THE CROSS IS A WAY OF LIVING.
MT. 16: 21-27; Mark 8: 31-38
Today’s gospel reading is quite a strange story in the life of Jesus – He is quite nasty, definitely out of character.
But the important thing here is to read or hear this story in the context of Peter’s human nature.
This is the wonderful thing about the disciples of Jesus they were just like us with all their faults and dislikes, and here we see Peter’s spontaneous reaction and eagerness.
I find this very reassuring.
Jesus is telling His disciples that He is going to die – just as it was then as it is today we just do NOT talk about such things; death – is a subject we all avoid – its taboo
We know that there are only 2 certainties in life – taxation and death but they are hardly topics of conversation.
Is Jesus being morbid? Surely not, He is at the height of His ministry – the crowds flock to hear His message and yet He is talking about His death.
No wonder Peter tries to reassure Jesus that this will not happen, after all Jesus is only in His early 30s.
But what must come, will come.
In 1000 AD, 186 years after the death of Emperor Charlemagne, officials of the Emperor Otto re-opened Charlemagne’s tomb.

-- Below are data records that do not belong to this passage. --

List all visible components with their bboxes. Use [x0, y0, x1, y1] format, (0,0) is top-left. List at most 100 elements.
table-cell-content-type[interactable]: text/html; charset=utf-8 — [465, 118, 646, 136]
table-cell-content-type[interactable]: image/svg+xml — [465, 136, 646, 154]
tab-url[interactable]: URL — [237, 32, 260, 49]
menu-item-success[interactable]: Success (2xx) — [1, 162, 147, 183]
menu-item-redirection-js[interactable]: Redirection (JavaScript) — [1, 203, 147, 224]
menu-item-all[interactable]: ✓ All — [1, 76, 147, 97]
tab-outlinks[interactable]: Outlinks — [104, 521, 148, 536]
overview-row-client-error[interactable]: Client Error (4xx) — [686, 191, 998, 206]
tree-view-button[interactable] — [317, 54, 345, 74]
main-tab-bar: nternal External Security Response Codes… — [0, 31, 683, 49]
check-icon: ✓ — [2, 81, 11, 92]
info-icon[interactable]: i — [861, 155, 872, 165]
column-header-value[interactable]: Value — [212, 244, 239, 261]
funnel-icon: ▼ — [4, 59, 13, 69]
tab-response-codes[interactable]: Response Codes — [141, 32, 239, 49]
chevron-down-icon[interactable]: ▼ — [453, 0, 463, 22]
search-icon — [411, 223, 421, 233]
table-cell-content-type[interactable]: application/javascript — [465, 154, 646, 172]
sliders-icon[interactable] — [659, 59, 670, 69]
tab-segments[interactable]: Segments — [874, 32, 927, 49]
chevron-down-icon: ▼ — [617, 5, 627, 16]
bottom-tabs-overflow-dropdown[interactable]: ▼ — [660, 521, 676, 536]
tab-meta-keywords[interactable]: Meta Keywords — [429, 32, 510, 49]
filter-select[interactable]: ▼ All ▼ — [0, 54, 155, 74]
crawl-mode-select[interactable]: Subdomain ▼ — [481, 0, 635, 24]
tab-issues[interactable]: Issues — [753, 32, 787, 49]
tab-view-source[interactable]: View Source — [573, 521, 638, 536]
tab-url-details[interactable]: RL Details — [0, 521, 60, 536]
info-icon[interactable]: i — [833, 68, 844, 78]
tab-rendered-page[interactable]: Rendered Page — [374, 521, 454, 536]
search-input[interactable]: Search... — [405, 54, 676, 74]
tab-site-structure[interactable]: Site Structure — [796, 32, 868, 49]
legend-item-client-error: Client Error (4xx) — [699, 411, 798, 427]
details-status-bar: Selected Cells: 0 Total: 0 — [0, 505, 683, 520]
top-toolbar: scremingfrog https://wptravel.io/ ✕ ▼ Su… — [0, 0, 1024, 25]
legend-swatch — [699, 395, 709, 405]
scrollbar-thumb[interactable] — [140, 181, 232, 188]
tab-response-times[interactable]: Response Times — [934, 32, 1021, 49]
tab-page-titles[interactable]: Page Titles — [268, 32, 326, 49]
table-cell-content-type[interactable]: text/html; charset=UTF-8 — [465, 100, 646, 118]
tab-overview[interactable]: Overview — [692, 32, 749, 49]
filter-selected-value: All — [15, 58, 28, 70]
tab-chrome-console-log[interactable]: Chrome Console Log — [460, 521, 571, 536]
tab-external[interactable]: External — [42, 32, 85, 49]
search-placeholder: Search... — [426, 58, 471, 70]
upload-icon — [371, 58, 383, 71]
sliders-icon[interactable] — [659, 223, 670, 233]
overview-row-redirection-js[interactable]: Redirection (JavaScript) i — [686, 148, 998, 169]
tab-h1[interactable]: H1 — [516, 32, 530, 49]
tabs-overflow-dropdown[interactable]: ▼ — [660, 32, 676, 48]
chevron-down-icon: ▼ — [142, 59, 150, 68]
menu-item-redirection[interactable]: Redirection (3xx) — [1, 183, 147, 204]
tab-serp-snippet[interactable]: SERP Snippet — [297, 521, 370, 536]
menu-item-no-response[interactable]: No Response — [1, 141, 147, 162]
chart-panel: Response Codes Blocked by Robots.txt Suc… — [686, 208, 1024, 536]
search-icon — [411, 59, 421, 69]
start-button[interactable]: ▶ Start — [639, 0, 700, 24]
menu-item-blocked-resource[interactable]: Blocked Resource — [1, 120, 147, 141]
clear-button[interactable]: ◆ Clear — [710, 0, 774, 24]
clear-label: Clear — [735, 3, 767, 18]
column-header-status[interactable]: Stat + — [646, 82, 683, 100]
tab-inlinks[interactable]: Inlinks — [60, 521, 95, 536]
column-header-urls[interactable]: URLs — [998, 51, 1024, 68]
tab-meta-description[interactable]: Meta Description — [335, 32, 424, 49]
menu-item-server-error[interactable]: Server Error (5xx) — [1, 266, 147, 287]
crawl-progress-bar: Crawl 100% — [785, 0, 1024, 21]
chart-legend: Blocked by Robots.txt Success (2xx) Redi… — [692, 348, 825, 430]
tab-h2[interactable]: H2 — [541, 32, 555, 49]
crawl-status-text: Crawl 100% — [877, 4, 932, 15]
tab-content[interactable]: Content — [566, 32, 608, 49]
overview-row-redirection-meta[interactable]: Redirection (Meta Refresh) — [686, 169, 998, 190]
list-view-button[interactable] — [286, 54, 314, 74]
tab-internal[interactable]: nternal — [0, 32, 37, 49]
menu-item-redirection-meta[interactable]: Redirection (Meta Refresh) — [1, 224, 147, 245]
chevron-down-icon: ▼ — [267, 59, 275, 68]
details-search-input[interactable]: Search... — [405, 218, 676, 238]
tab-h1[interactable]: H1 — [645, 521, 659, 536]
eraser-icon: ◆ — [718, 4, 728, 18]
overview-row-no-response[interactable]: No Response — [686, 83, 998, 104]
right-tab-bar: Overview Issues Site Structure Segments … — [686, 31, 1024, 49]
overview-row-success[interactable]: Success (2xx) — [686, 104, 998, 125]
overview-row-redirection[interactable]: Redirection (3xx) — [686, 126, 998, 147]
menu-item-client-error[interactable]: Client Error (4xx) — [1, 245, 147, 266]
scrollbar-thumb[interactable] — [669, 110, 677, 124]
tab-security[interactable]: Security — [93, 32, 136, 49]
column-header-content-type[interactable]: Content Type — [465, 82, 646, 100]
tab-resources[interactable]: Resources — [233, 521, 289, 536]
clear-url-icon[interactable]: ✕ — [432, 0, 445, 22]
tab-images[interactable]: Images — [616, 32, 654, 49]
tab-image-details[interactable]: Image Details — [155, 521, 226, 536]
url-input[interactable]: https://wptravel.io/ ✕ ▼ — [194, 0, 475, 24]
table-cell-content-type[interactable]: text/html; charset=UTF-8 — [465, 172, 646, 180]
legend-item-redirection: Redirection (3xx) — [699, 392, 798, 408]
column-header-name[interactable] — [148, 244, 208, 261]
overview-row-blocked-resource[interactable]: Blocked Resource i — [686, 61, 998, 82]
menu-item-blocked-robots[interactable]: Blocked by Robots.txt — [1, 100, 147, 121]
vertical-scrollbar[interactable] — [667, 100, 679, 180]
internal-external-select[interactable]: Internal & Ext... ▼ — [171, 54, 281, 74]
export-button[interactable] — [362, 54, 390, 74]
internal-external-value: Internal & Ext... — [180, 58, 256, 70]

Before them was an extraordinary sight. In the midst of all the finery buried with him—the gold, the jewels, the priceless treasure—there was the skeleton of Charlemagne himself, still seated on his throne, still wearing his crown.
In his lap, there lay a Bible, and a bony finger rested on Mark 8:36: “For what does it profit a man to gain the whole world and forfeit his soul?”
I wonder what answer Charlemagne gave.
What answer will you give?
The previous gospel reading was all about the Transfiguration.
On that mount we see Jesus asking His disciples the question, "Whom do men say that I am?"
It was a response to gossip where people were trying to understand who Jesus actually was, Elijah or one of the prophets.
Then Jesus asked them, "Whom do you say that I am?"
And Peter makes his great confession of faith.
Peter spontaneously declares that Jesus is the "Messiah, the Son of the living God."
Jesus told Peter that he had received a revelation from God and proclaimed him a spiritual rock on which His Church would be built and promised him the keys of the kingdom of heaven.
It would be difficult to find anywhere in the New Testament a happier and more harmonious scene.
But this harmony was to be short-lived as we see in this morning’s gospel… today the scene has completely changed!
• One moment Peter confesses his faith in Jesus as Messiah and the next moment he takes Jesus aside, argues with Him, and tries to tell Him what to do.
• One moment Jesus speaks to Peter as a spiritual rock, the next moment He calls him Satan and orders him to get out of His sight.
What happened to make this change and bring about such a dramatic difference?
Peter was just like that tempter in the wilderness, Jesus didn’t want to die but He knew He had to go on, hence His response ‘get behind me Satan’.
So the change in mood is not hard to find… It was the cross.
Jesus confronted His disciples with the cross and they didn’t want to know. They wanted everything to be rosy, to stay as it is.
In fact they loved Jesus so much that they did not want to hear Him talk like this – to talk of His death.
Many times Jesus had told them that He would be captured, scourged, crucified, and in the same breath, He had always added and on the third day I will rise again.
Why were they so deaf to that last part that when they saw Him die and being buried they didn't say, "It’s all happening as He said it would.
Let us wait near the tomb and witness the resurrection for ourselves."
It was because once He told them that He was to die on a cross, they closed their minds and their ears.
They didn’t want to hear anything more and so they failed to hear Him say that He was to rise on the third day.
They didn't want to hear such talk – quite naturally.
Now we can understand the shift of mood. The cross is easily the most disturbing factor in the Christian faith.
The first disciples did not want to be confronted by His death, and neither do we – why?.. because it reminds us of the seriousness of our sins.
The worst thing that can be said of this world, is that there are people like you and me, who took the Son of God and nailed Him to a tree.
Every time we see the cross, we are reminded of the seriousness of sin and how we must change our way of life.
This is what so many of us do not want to know.
We see how generous Jesus is to us and now He makes a request of us: He asks us to deny ourselves, to take up our cross and to follow Him.
Jesus wants us to accompany Him and realise that the cross is a way of living.
There is a very touching story about Fr. Damian, the priest who worked among lepers on a remote island.
Often when preaching he said to the people, "You, who are lepers..." But one day he said to them, "We, who are lepers..."
The people at once realised that he had contracted the disease of leprosy and now, was one of them.
That moment was electric.
You could have heard a pin drop. Now they knew that he was truly one of them.
When Jesus asks us to carry our cross He wants us to be a part of Him.
He knows that suffering in some shape or form is part of Christian living… indeed part of human living!
We are NOT immune from suffering just because we are Christians.
You cannot take the cross out of Christianity, but Jesus will help us carry our cross and so make life worth living and bear the challenge.
So let us never forget that after the cross there comes the resurrection and Jesus longs for us to reign one day with Him in heaven.